La mise en place de filières labellisées va permettre à un produit d’entrer dans les circuits de commercialisation plus traditionnels.

Depuis quelques années, le commerce équitable s’impose comme étant une alternative efficace pour réduire les inégalités et redonner à l’homme sa place dans les échanges commerciaux internationaux. Ainsi, il se base sur des principes fondamentaux de justice, d’équité en parfaite conformité avec la Déclaration Universelle des Droits de l’Homme, à savoir assurer une juste rémunération du travail des producteurs et artisans les plus défavorisés en leur permettant de satisfaire leurs besoins élémentaires : santé, éducation, logement, protection sociale·, garantir le respect des droits fondamentaux des personnes (refus de l’exploitation des enfants, de l’esclavage... ), instaurer des relations durables entre partenaires économiques, favoriser la préservation de l’environnement, proposer aux consommateurs des produits de qualité. Aujourd’hui il existe environ un millier de centres de production de commerce équitable répartis dans plus de 85 pays touchant 800.000 personnes à travers le monde et 3.500 points de vente dans le monde. Notons cependant la prédominance des coopératives productrices de café.

Le rôle du consom’acteur

Si le commerce équitable se développe et se professionnalise à travers toute l’Europe, nombreuses sont encore les campagnes nécessaires afin de sensibiliser et responsabiliser les consommateurs du Nord. Il connaît toutefois un essor important particulièrement en Suisse, aux Pays-Bas, en Allemagne et en Belgique et semble répondre à une demande des consommateurs qui exigent, en plus de la qualité des produits, le respect de l’environnement et les garanties sociales sur le mode de production.
Il permet de consommer responsable en refusant de continuer à appauvrir la moitié de la planète (1,3 milliard d’individus vivent en dessous du seuil de pauvreté) et de rendre (si tant faire se peut) au commerce un visage humain. Même si l’aspect humanitaire reste un facteur prépondérant d’achat, la qualité reste le critère prioritaire. L’acte d’achat équitable est encore pour la grande majorité un acte isolé.

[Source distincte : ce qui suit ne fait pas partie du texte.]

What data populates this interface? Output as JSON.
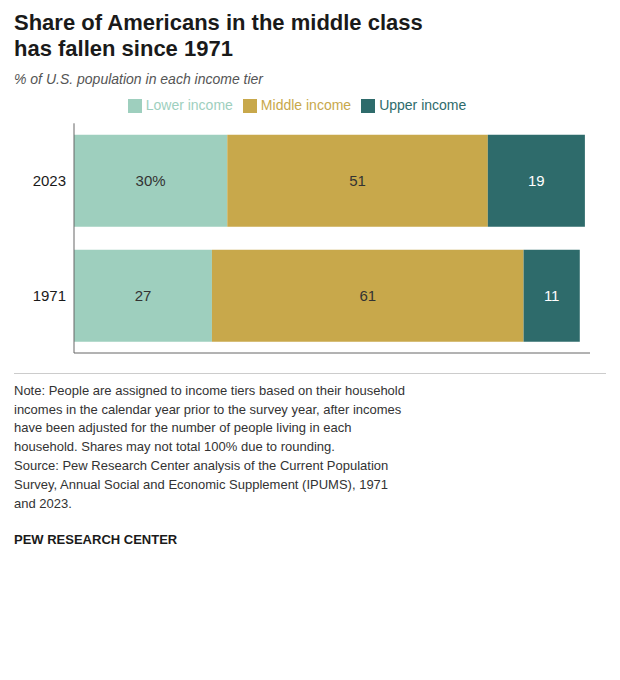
{
  "chart_data": {
    "type": "bar",
    "orientation": "horizontal",
    "stacked": true,
    "title": "Share of Americans in the middle class\nhas fallen since 1971",
    "subtitle": "% of U.S. population in each income tier",
    "categories": [
      "2023",
      "1971"
    ],
    "series": [
      {
        "name": "Lower income",
        "color": "#9ecfbe",
        "values": [
          30,
          27
        ],
        "value_labels": [
          "30%",
          "27"
        ]
      },
      {
        "name": "Middle income",
        "color": "#c8a84b",
        "values": [
          51,
          61
        ],
        "value_labels": [
          "51",
          "61"
        ]
      },
      {
        "name": "Upper income",
        "color": "#2e6b6b",
        "values": [
          19,
          11
        ],
        "value_labels": [
          "19",
          "11"
        ]
      }
    ],
    "xlim": [
      0,
      101
    ],
    "tick_labels": "y",
    "data_labels": true,
    "legend": "top",
    "annotations": [
      "Note: People are assigned to income tiers based on their household",
      "incomes in the calendar year prior to the survey year, after incomes",
      "have been adjusted for the number of people living in each",
      "household. Shares may not total 100% due to rounding.",
      "Source: Pew Research Center analysis of the Current Population",
      "Survey, Annual Social and Economic Supplement (IPUMS), 1971",
      "and 2023."
    ],
    "footer": "PEW RESEARCH CENTER"
  }
}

En fin de compte c’est le consom’acteur qui tient entre ses mains les clés du marché en soutenant ou en sanctionnant ce type de projet. En tant que citoyen consom’acteur, vous ne pourrez que vouloir apporter votre soutien au développement du commerce équitable en soutenant la demande et obligeant le marché à répondre par une offre de solidarité.